Year in Program: 3
Committee Chair: Helen Zoe-Veit
Committee Advisors: Phillip H. Howard, Delia Fernández-Jones, Thomas Summerhill
Fields of Interest: American History; Food Systems, Agricultural History; Municipal Political Economy and Public Services of the Progressive Era, Political Economy/Ecology of Food
Education: M.S., Ecological Food and Farming Systems, Michigan State University; B.S., Anthropology, Grand Valley State University
I am a third-year doctoral student studying the history of food systems in the United States, more specifically my previous research looked at public marketplaces and gardening programs of the Progressive Era and uncovered the contested participatory democracy surrounding the development of retail and wholesale farmers markets in Grand Rapids, Michigan. I plan to extend this line of inquiry, using the political economy/ecology and cultural meaning of food as a lens, to the agroindustrial development of west Michigan’s urban centers.

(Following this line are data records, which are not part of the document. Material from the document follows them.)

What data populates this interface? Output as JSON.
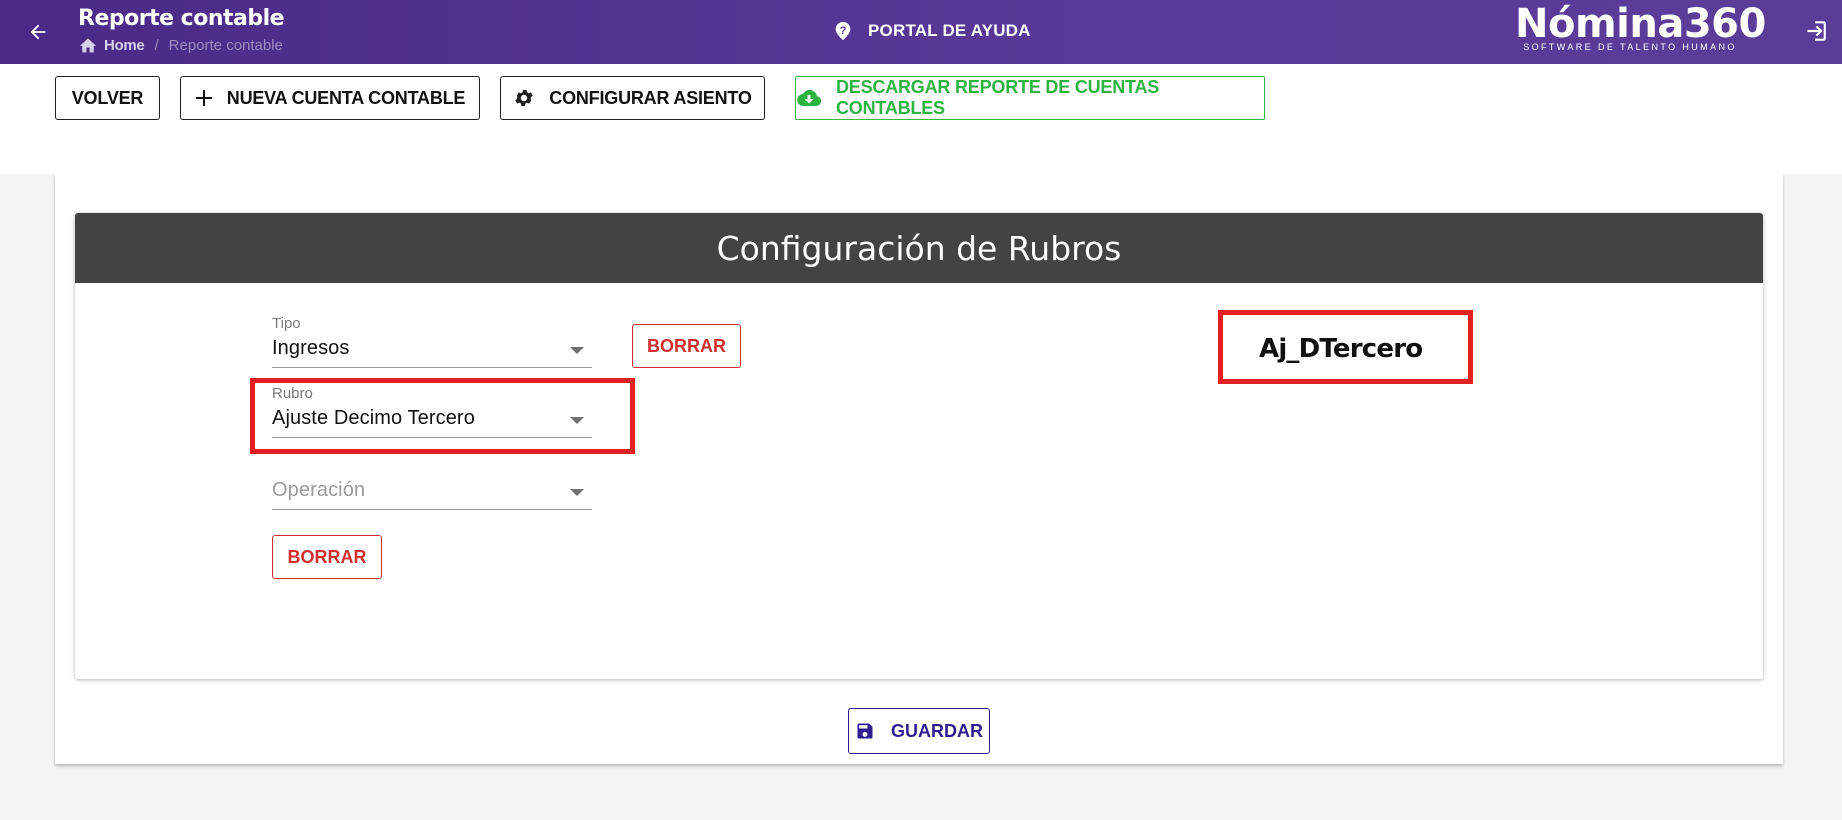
{
  "header": {
    "title": "Reporte contable",
    "breadcrumb": {
      "home": "Home",
      "current": "Reporte contable"
    },
    "help_label": "PORTAL DE AYUDA",
    "logo": {
      "name": "Nómina360",
      "tagline": "SOFTWARE DE TALENTO HUMANO"
    },
    "icons": {
      "back": "arrow-left-icon",
      "home": "home-icon",
      "help": "help-circle-icon",
      "logout": "logout-icon"
    }
  },
  "toolbar": {
    "back_label": "VOLVER",
    "new_account_label": "NUEVA CUENTA CONTABLE",
    "configure_label": "CONFIGURAR ASIENTO",
    "download_label": "DESCARGAR REPORTE DE CUENTAS CONTABLES",
    "icons": {
      "new_account": "plus-icon",
      "configure": "gear-icon",
      "download": "cloud-download-icon"
    }
  },
  "panel": {
    "title": "Configuración de Rubros",
    "tipo": {
      "label": "Tipo",
      "value": "Ingresos"
    },
    "rubro": {
      "label": "Rubro",
      "value": "Ajuste Decimo Tercero"
    },
    "operacion": {
      "placeholder": "Operación"
    },
    "clear_label_1": "BORRAR",
    "clear_label_2": "BORRAR",
    "code": "Aj_DTercero"
  },
  "footer": {
    "save_label": "GUARDAR",
    "save_icon": "save-icon"
  },
  "colors": {
    "header_purple": "#5a3a98",
    "panel_header": "#434343",
    "danger_red": "#d32f2f",
    "highlight_red": "#e31f22",
    "success_green": "#2db342",
    "save_navy": "#2d1f8f"
  }
}
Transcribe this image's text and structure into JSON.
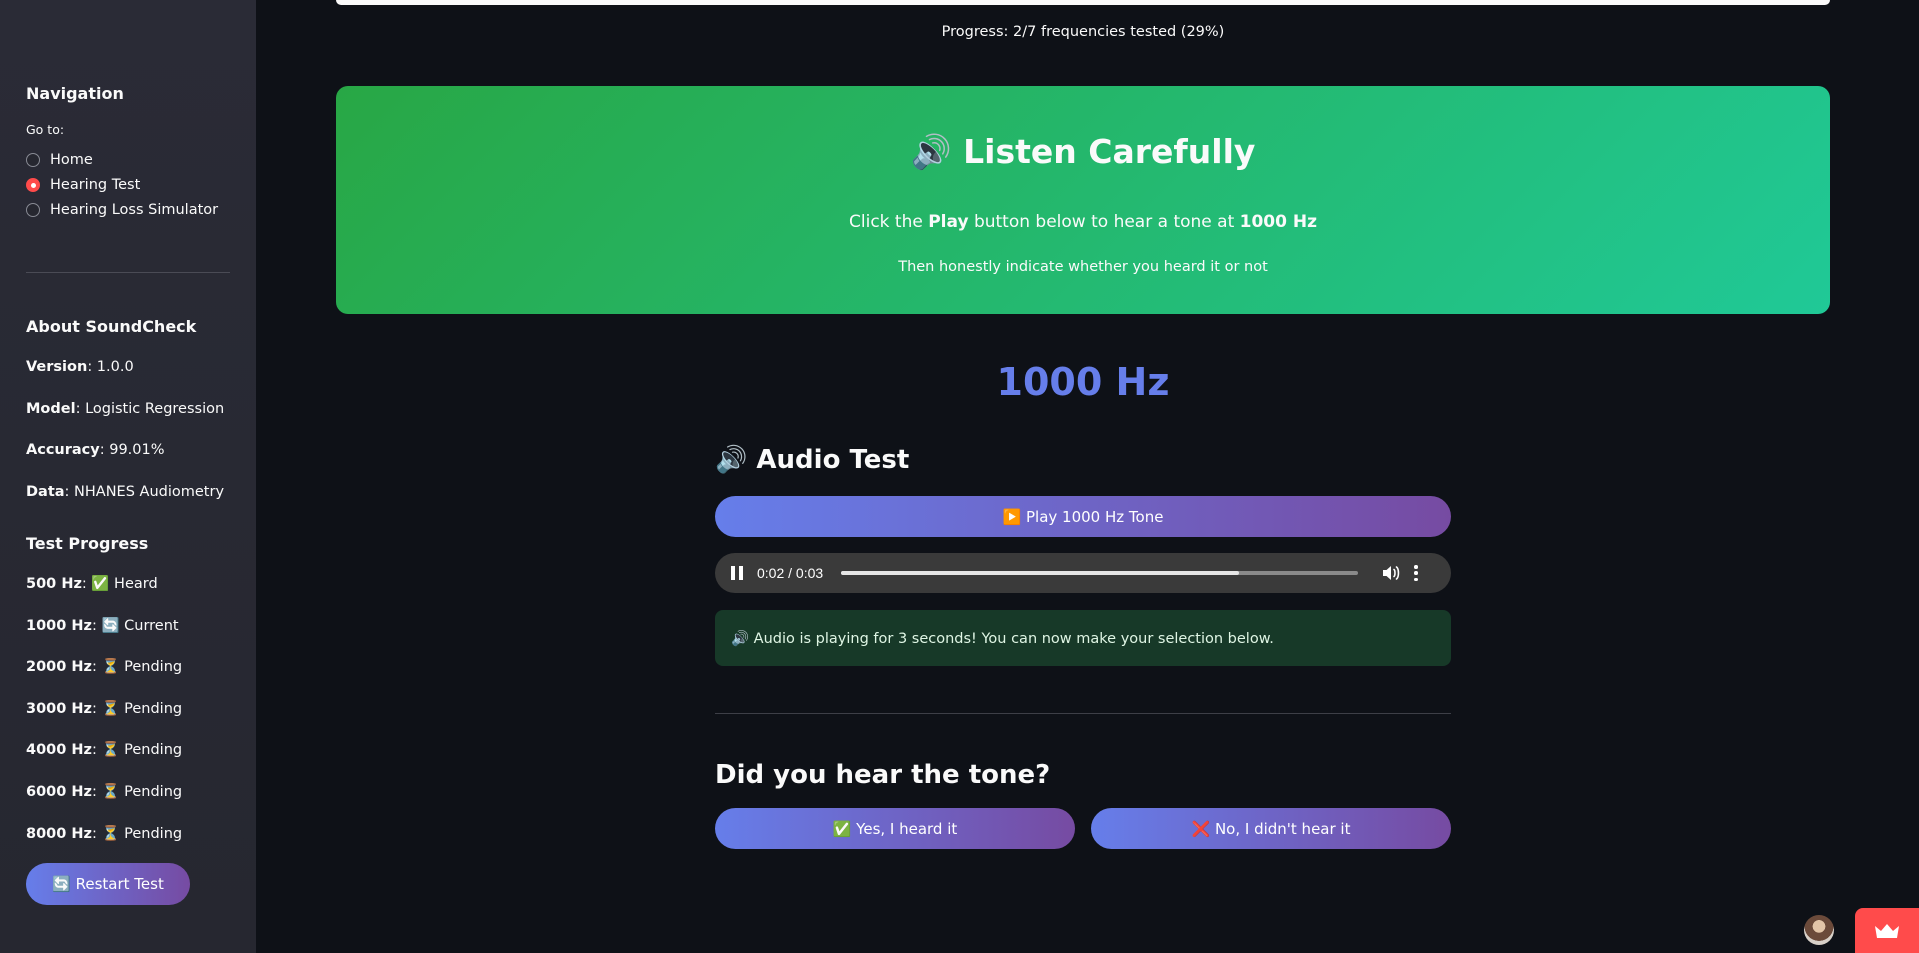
{
  "sidebar": {
    "navigation_heading": "Navigation",
    "goto_label": "Go to:",
    "nav_options": [
      {
        "label": "Home",
        "selected": false
      },
      {
        "label": "Hearing Test",
        "selected": true
      },
      {
        "label": "Hearing Loss Simulator",
        "selected": false
      }
    ],
    "about_heading": "About SoundCheck",
    "about": [
      {
        "key": "Version",
        "value": ": 1.0.0"
      },
      {
        "key": "Model",
        "value": ": Logistic Regression"
      },
      {
        "key": "Accuracy",
        "value": ": 99.01%"
      },
      {
        "key": "Data",
        "value": ": NHANES Audiometry"
      }
    ],
    "progress_heading": "Test Progress",
    "progress": [
      {
        "key": "500 Hz",
        "value": ": ✅ Heard"
      },
      {
        "key": "1000 Hz",
        "value": ": 🔄 Current"
      },
      {
        "key": "2000 Hz",
        "value": ": ⏳ Pending"
      },
      {
        "key": "3000 Hz",
        "value": ": ⏳ Pending"
      },
      {
        "key": "4000 Hz",
        "value": ": ⏳ Pending"
      },
      {
        "key": "6000 Hz",
        "value": ": ⏳ Pending"
      },
      {
        "key": "8000 Hz",
        "value": ": ⏳ Pending"
      }
    ],
    "restart_label": "🔄 Restart Test"
  },
  "main": {
    "progress_text": "Progress: 2/7 frequencies tested (29%)",
    "hero": {
      "title": "🔊 Listen Carefully",
      "line1_pre": "Click the ",
      "line1_bold1": "Play",
      "line1_mid": " button below to hear a tone at ",
      "line1_bold2": "1000 Hz",
      "line2": "Then honestly indicate whether you heard it or not"
    },
    "frequency_display": "1000 Hz",
    "audio_heading": "🔊 Audio Test",
    "play_label": "▶️ Play 1000 Hz Tone",
    "player": {
      "time": "0:02 / 0:03",
      "progress": 0.77
    },
    "alert_text": "🔊 Audio is playing for 3 seconds! You can now make your selection below.",
    "question": "Did you hear the tone?",
    "yes_label": "✅ Yes, I heard it",
    "no_label": "❌ No, I didn't hear it"
  },
  "colors": {
    "accent": "#667eea",
    "accent_end": "#764ba2",
    "hero_start": "#28a745",
    "hero_end": "#20c997",
    "radio_selected": "#ff4b4b"
  }
}
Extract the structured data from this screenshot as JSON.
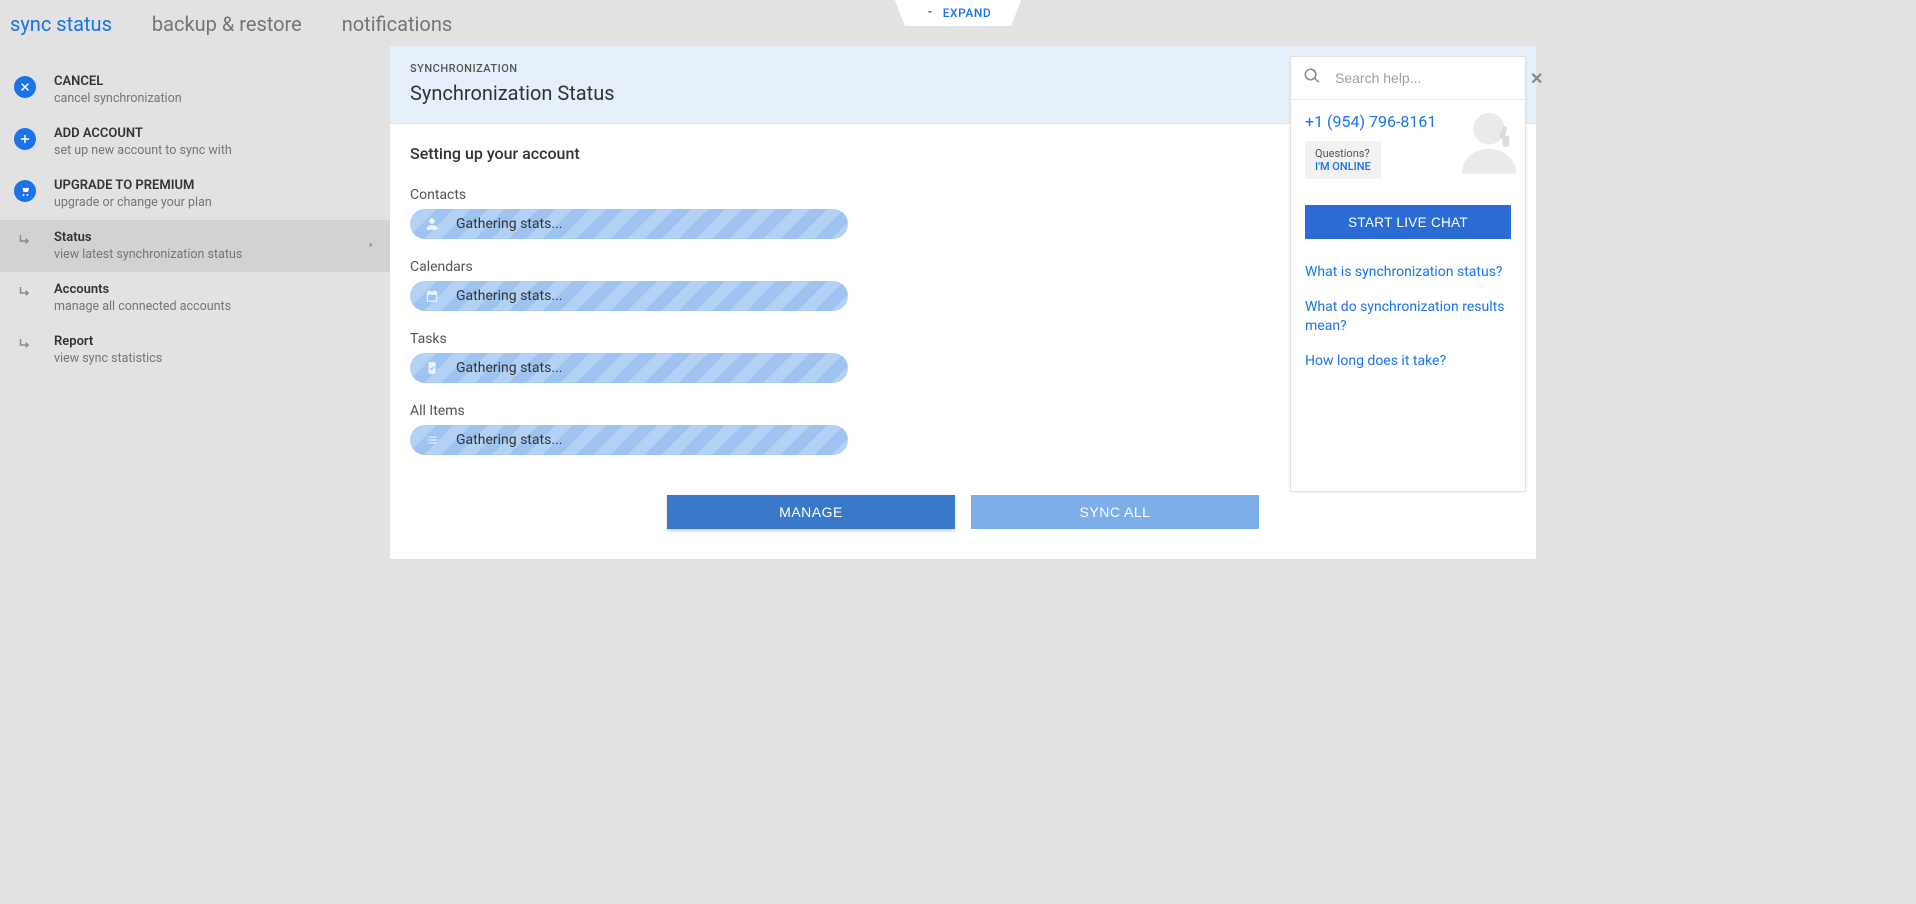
{
  "topbar": {
    "tabs": [
      {
        "label": "sync status",
        "active": true
      },
      {
        "label": "backup & restore",
        "active": false
      },
      {
        "label": "notifications",
        "active": false
      }
    ],
    "expand_label": "EXPAND"
  },
  "sidebar": {
    "actions": [
      {
        "title": "CANCEL",
        "subtitle": "cancel synchronization",
        "icon": "close-circle"
      },
      {
        "title": "ADD ACCOUNT",
        "subtitle": "set up new account to sync with",
        "icon": "plus-circle"
      },
      {
        "title": "UPGRADE TO PREMIUM",
        "subtitle": "upgrade or change your plan",
        "icon": "cart-circle"
      }
    ],
    "nav": [
      {
        "title": "Status",
        "subtitle": "view latest synchronization status",
        "active": true,
        "chevron": true
      },
      {
        "title": "Accounts",
        "subtitle": "manage all connected accounts",
        "active": false
      },
      {
        "title": "Report",
        "subtitle": "view sync statistics",
        "active": false
      }
    ]
  },
  "panel": {
    "eyebrow": "SYNCHRONIZATION",
    "title": "Synchronization Status",
    "setup_title": "Setting up your account",
    "groups": [
      {
        "label": "Contacts",
        "status": "Gathering stats...",
        "icon": "person"
      },
      {
        "label": "Calendars",
        "status": "Gathering stats...",
        "icon": "calendar"
      },
      {
        "label": "Tasks",
        "status": "Gathering stats...",
        "icon": "clipboard"
      },
      {
        "label": "All Items",
        "status": "Gathering stats...",
        "icon": "list"
      }
    ],
    "buttons": {
      "manage": "MANAGE",
      "sync_all": "SYNC ALL"
    }
  },
  "help": {
    "search_placeholder": "Search help...",
    "phone": "+1 (954) 796-8161",
    "bubble_question": "Questions?",
    "bubble_online": "I'M ONLINE",
    "chat_button": "START LIVE CHAT",
    "links": [
      "What is synchronization status?",
      "What do synchronization results mean?",
      "How long does it take?"
    ]
  }
}
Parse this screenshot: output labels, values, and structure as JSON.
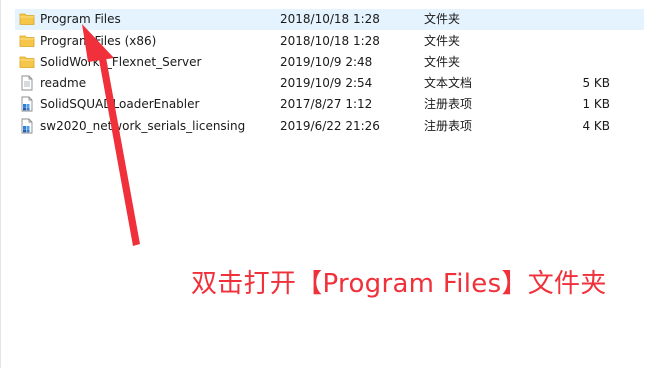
{
  "files": [
    {
      "name": "Program Files",
      "date": "2018/10/18 1:28",
      "type": "文件夹",
      "size": "",
      "icon": "folder-icon",
      "selected": true
    },
    {
      "name": "Program Files (x86)",
      "date": "2018/10/18 1:28",
      "type": "文件夹",
      "size": "",
      "icon": "folder-icon"
    },
    {
      "name": "SolidWorks_Flexnet_Server",
      "date": "2019/10/9 2:48",
      "type": "文件夹",
      "size": "",
      "icon": "folder-icon"
    },
    {
      "name": "readme",
      "date": "2019/10/9 2:54",
      "type": "文本文档",
      "size": "5 KB",
      "icon": "text-file-icon"
    },
    {
      "name": "SolidSQUADLoaderEnabler",
      "date": "2017/8/27 1:12",
      "type": "注册表项",
      "size": "1 KB",
      "icon": "registry-file-icon"
    },
    {
      "name": "sw2020_network_serials_licensing",
      "date": "2019/6/22 21:26",
      "type": "注册表项",
      "size": "4 KB",
      "icon": "registry-file-icon"
    }
  ],
  "annotation": {
    "text": "双击打开【Program Files】文件夹",
    "color": "#f0303a"
  },
  "colors": {
    "selection": "#e5f3ff",
    "folder": "#f5c64a",
    "arrow": "#f0303a"
  }
}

I come to the MSU history department after a couple of decades of scholarship, teaching, and practice from a variety of disciplines, perspectives, and domains in the food system. The bulk of my last thirty years was spent working in or studying food systems. Whether as a short-order cook, line cook, barista, fast food worker, instructor, researcher, student, farmers market manager, produce sorter, volunteer coordinator, volunteer, activist, delivery driver, gardener, eater, or simply a curious human, I spent a lot of time thinking about growing, processing, distributing, and consuming food.